In 2003, The New York Times Magazine published an article by Lisa Belkin about the “opt-out revolution” — highly-educated women with prestigious jobs who left the workforce for full-time parenting. Was this, it seemed to ask, what our feminist foremothers had fought for?
The article was trashed from here to the moon with good reason: it focused on the wealthy elite who are able to leave the workforce to be stay-at-home moms (SAHMs) with no major dent to the family’s way of living. Pre-recession, some of these women assumed they would be able to transition easily back into the workforce. Others threw themselves into volunteering, putting their skills as go-getters to work elsewhere.
Now, Judith Warner from the Times Magazine has followed up with another piece about women (not the same group of women) who “opted out” of their high-powered jobs to be SAHMs … with varying degrees of personal happiness and professional success 10-15 years on.
The article, simply put, scared the crap out of me. If you were already set on staying in the workforce, whether by choice or necessity, the conclusions from this Times piece probably won’t be a surprise for you. But as someone who wants to become a SAHM at least temporarily someday, the article is a cold shower of bad news. All of the women featured had struggled in their marriage somehow, usually because their partners at some point began to resent being the sole breadwinner and the women resented the implication they were in charge of all the household chores. Some reported struggling with their self-esteem because stay-at-home parenting was not as immediately rewarding as paid work.
Perhaps scariest is how most of these women found it quite difficult to transition back into the workforce because — thanks to the recession — things had changed while they were gone. Story after story depicts a woman who accepted a lower-level position at decreased pay. One woman and her husband eventually divorced, putting her back on the job market with something like 10 years blank on her resume; she ended up having to borrow money from her sister. (The ex-husband is anonymously quoted in the piece lamenting, “Once she started to work, she started to place more value in herself.”) All of them wanted to stay at home and raise their children, but not all of them wanted to take on 100 percent of the cleaning, cooking, pickups/dropoffs, laundry, etc. as well. I got the sense that there could be another article entirely solely focused on equality within these marriages, pre- and post-opting-out.

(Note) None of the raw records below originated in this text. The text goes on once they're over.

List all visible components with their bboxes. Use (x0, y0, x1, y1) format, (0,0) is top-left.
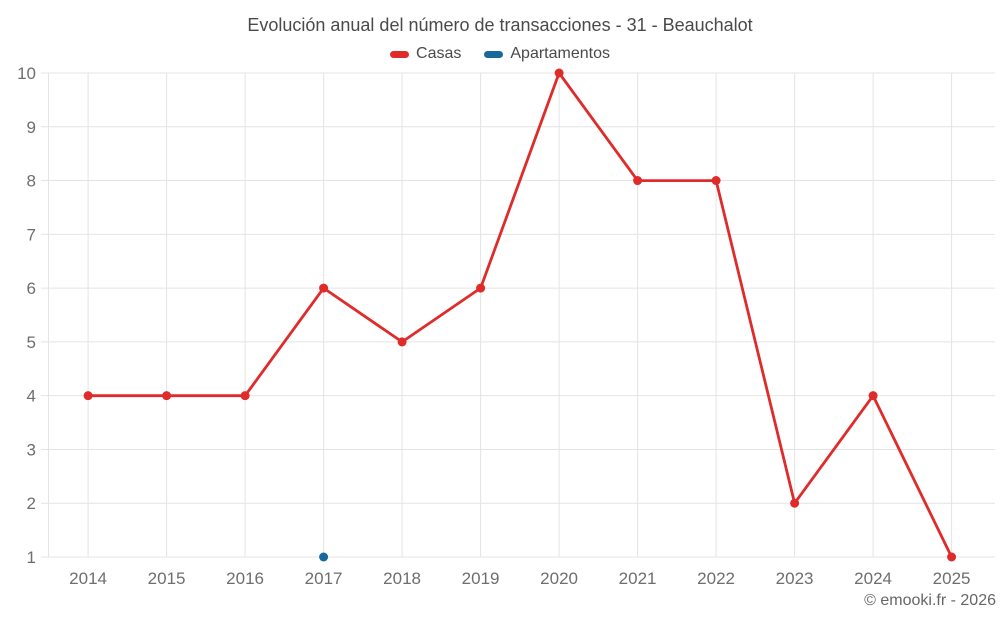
y-axis-tick-label: 9 (27, 118, 36, 137)
chart-legend: Casas Apartamentos (0, 45, 1000, 63)
data-point-casas-2021[interactable] (633, 176, 643, 186)
data-point-casas-2023[interactable] (790, 498, 800, 508)
data-point-casas-2018[interactable] (397, 337, 407, 347)
x-axis-tick-label: 2024 (854, 569, 892, 588)
data-point-casas-2022[interactable] (711, 176, 721, 186)
series-line-casas (86, 71, 953, 559)
y-axis-tick-label: 6 (27, 279, 36, 298)
data-point-casas-2015[interactable] (162, 391, 172, 401)
x-axis-tick-label: 2015 (148, 569, 186, 588)
x-axis-tick-label: 2022 (697, 569, 735, 588)
data-point-casas-2019[interactable] (476, 283, 486, 293)
x-axis-tick-label: 2020 (540, 569, 578, 588)
y-axis-tick-label: 1 (27, 548, 36, 567)
data-point-casas-2020[interactable] (554, 68, 564, 78)
x-axis-tick-label: 2018 (383, 569, 421, 588)
copyright-credit: © emooki.fr - 2026 (864, 592, 996, 609)
legend-label-casas: Casas (416, 45, 462, 62)
legend-item-apartamentos[interactable]: Apartamentos (484, 45, 610, 63)
casas-legend-swatch-icon (390, 50, 410, 58)
x-axis-tick-label: 2017 (305, 569, 343, 588)
x-axis-tick-label: 2023 (776, 569, 814, 588)
y-axis-tick-label: 5 (27, 333, 36, 352)
y-axis-tick-label: 7 (27, 225, 36, 244)
x-axis-tick-label: 2025 (933, 569, 971, 588)
y-axis-tick-label: 4 (27, 387, 36, 406)
y-axis-tick-label: 3 (27, 440, 36, 459)
x-axis-tick-label: 2019 (462, 569, 500, 588)
apartamentos-legend-swatch-icon (484, 50, 504, 58)
chart-title: Evolución anual del número de transaccio… (247, 15, 753, 35)
data-point-casas-2014[interactable] (83, 391, 93, 401)
data-point-casas-2025[interactable] (947, 552, 957, 562)
y-axis-tick-label: 8 (27, 172, 36, 191)
legend-item-casas[interactable]: Casas (390, 45, 461, 63)
data-point-casas-2017[interactable] (319, 283, 329, 293)
data-point-casas-2016[interactable] (240, 391, 250, 401)
legend-label-apartamentos: Apartamentos (510, 45, 610, 62)
x-axis-tick-label: 2021 (619, 569, 657, 588)
data-point-casas-2024[interactable] (868, 391, 878, 401)
x-axis-tick-label: 2014 (69, 569, 107, 588)
y-axis-tick-label: 10 (17, 64, 36, 83)
data-point-apartamentos-2017[interactable] (319, 552, 329, 562)
x-axis-tick-label: 2016 (226, 569, 264, 588)
y-axis-tick-label: 2 (27, 494, 36, 513)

To be fair, there are aspects of this new opt-out article that are as eye roll-inducing as the first one: all these women are well-educated, high-earners, so it is difficult to see how their worst case scenarios are really not that bad — Oh, no! A sad white lady who now lives “near a gas station” after her divorce! The horror! Additionally, every single one of the couples interviewed for the piece are heterosexual — interesting for an examination of traditional gender roles, but not so realistic to how folks are coupling up today.

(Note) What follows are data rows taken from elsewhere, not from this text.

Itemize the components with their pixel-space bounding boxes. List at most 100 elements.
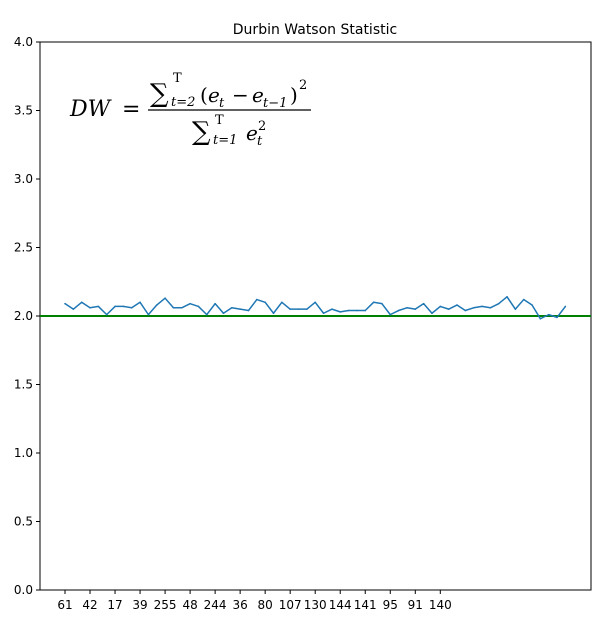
- series-point: [89, 306, 91, 309]
- series-point: [464, 309, 467, 312]
- series-point: [155, 304, 158, 306]
- series-point: [281, 301, 283, 304]
- y-tick-label: 2.0: [14, 309, 33, 323]
- dw-formula-annotation: DW = ∑ T t=2 ( e t − e t−1 ) 2 ∑ T t=1 e…: [69, 71, 311, 149]
- series-point: [331, 308, 333, 310]
- series-point: [164, 297, 166, 299]
- y-tick-label: 3.0: [14, 172, 33, 186]
- x-tick-label: 255: [154, 598, 177, 612]
- series-point: [456, 304, 458, 306]
- series-point: [214, 302, 216, 305]
- series-point: [414, 308, 417, 310]
- series-point: [506, 296, 508, 298]
- series-point: [105, 313, 108, 316]
- series-point: [322, 312, 325, 315]
- series-point: [189, 302, 191, 305]
- series-point: [306, 308, 308, 310]
- x-tick-label: 144: [329, 598, 352, 612]
- series-point: [406, 306, 408, 309]
- series-point: [139, 301, 141, 304]
- series-point: [231, 306, 233, 309]
- y-tick-label: 1.5: [14, 378, 33, 392]
- x-tick-label: 36: [232, 598, 247, 612]
- x-tick-label: 95: [383, 598, 398, 612]
- series-points: [64, 296, 567, 320]
- series-point: [339, 311, 342, 313]
- series-point: [272, 312, 275, 315]
- series-point: [489, 306, 492, 309]
- series-point: [481, 305, 483, 308]
- y-tick-label: 4.0: [14, 35, 33, 49]
- series-point: [222, 312, 225, 315]
- x-tick-label: 17: [107, 598, 122, 612]
- series-point: [372, 301, 375, 304]
- y-tick-label: 0.0: [14, 583, 33, 597]
- series-point: [256, 298, 258, 301]
- x-tick-label: 80: [258, 598, 273, 612]
- series-point: [422, 302, 425, 305]
- series-point: [239, 308, 241, 310]
- series-point: [447, 308, 450, 310]
- x-tick-label: 244: [204, 598, 227, 612]
- series-point: [297, 308, 300, 310]
- x-tick-label: 42: [82, 598, 97, 612]
- series-point: [130, 306, 133, 309]
- formula-den-e-sup: 2: [258, 119, 266, 134]
- series-point: [314, 301, 317, 304]
- series-point: [522, 298, 525, 301]
- series-point: [147, 313, 150, 316]
- y-tick-label: 3.5: [14, 104, 33, 118]
- formula-num-paren-close: ): [290, 83, 298, 107]
- y-tick-label: 2.5: [14, 241, 33, 255]
- y-axis: 0.0 0.5 1.0 1.5 2.0 2.5 3.0 3.5 4.0: [14, 35, 40, 597]
- series-point: [97, 305, 100, 308]
- formula-lhs: DW: [69, 97, 113, 122]
- formula-equals: =: [122, 97, 140, 122]
- series-point: [114, 305, 116, 308]
- series-point: [80, 301, 83, 304]
- series-point: [247, 309, 250, 312]
- series-point: [197, 305, 200, 308]
- x-tick-label: 141: [354, 598, 377, 612]
- x-axis: 61 42 17 39 255 48 244 36 80 107 130 144 141 95 91 140: [57, 590, 452, 612]
- series-point: [264, 301, 266, 304]
- series-point: [564, 305, 567, 308]
- series-point: [514, 308, 517, 310]
- series-point: [431, 312, 433, 315]
- formula-num-minus: −: [232, 83, 249, 107]
- series-point: [180, 306, 183, 309]
- formula-num-e-prev-sub: t−1: [263, 96, 287, 111]
- formula-num-e-prev: e: [252, 83, 264, 107]
- series-point: [556, 316, 558, 319]
- formula-den-e: e: [246, 121, 258, 145]
- series-point: [172, 306, 175, 309]
- formula-den-sum-lower: t=1: [213, 133, 237, 148]
- series-point: [381, 302, 383, 305]
- series-point: [472, 306, 475, 309]
- series-point: [64, 302, 66, 305]
- formula-den-sum-upper: T: [215, 113, 224, 128]
- series-point: [397, 309, 400, 312]
- formula-den-sum-symbol: ∑: [192, 117, 211, 147]
- formula-num-sum-symbol: ∑: [150, 79, 169, 109]
- x-tick-label: 107: [279, 598, 302, 612]
- series-point: [547, 313, 550, 316]
- series-point: [356, 309, 358, 312]
- formula-num-power: 2: [299, 78, 307, 93]
- formula-num-e-t-sub: t: [219, 96, 225, 111]
- x-tick-label: 130: [304, 598, 327, 612]
- formula-num-sum-upper: T: [173, 71, 182, 86]
- x-tick-label: 140: [429, 598, 452, 612]
- formula-num-e-t: e: [208, 83, 220, 107]
- formula-num-paren-open: (: [200, 83, 208, 107]
- series-point: [205, 313, 208, 316]
- x-tick-label: 39: [132, 598, 147, 612]
- x-tick-label: 48: [182, 598, 197, 612]
- series-point: [347, 309, 350, 312]
- series-point: [289, 308, 291, 310]
- formula-num-sum-lower: t=2: [171, 95, 195, 110]
- series-point: [497, 302, 500, 305]
- x-tick-label: 91: [408, 598, 423, 612]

But ultimately the piece does a thoughtful job of exploring how lots of different areas — financial security, personal fulfillment, gender roles, etc. — were affected by opting out and later transitioning back in. I wouldn’t be the least bit surprised if some feminists who push the idea that staying in the workforce is always the only right choice are feeling very pleased with themselves right now. However, Lisa Belkin herself (the author of the original opt-out piece) has since lamented her own reporting, writing on Huffington Post (emphasis mine):
Looking back over 10 years and a lot of reporting, I have come to see my mistake when writing “The Opt-Out Revolution.” I confused being pulled toward home with being pushed away from work. True, I spent a lot of time describing the way that Sally Sears, a local Atlanta TV anchor, was refused flexibility when she asked for it, and how Katherine Brokaw, a young lawyer, left her partner-track job at a law firm after working 15-hour-days, seven days a week, while still nursing her 4-month-old. I did not fully understand, though, that what looked like a choice was not really what these women wanted most. Had their workplaces been ones that adapted to a world in which workers no longer have other halves (read: wives) focusing on home so that they can focus on the job, and where technology could be used to free employees from their desks physically rather than tethering them metaphorically, and where the “ideal worker” was understood to have priorities outside of the office — in other words, if they’d had a third path — they might well have taken it.
Let that be a lesson to you, New York Times Magazine. A better follow-up piece would have been one that explored the myriad ways that parenthood and work continue to be incompatible in a country without mandated paid maternity leave. Or parental leave. Or paid sick leave, for that matter. Or affordable childcare options. As Lisa Belkin alluded to in the quote above, a choice isn’t much of a “choice” if it’s the only real option you have. I’m less interested in the few elite women that can’t go back to their $500,000-a-year jobs (seriously, that’s how much one of these women earned) and more interested in the women of the 99 percent.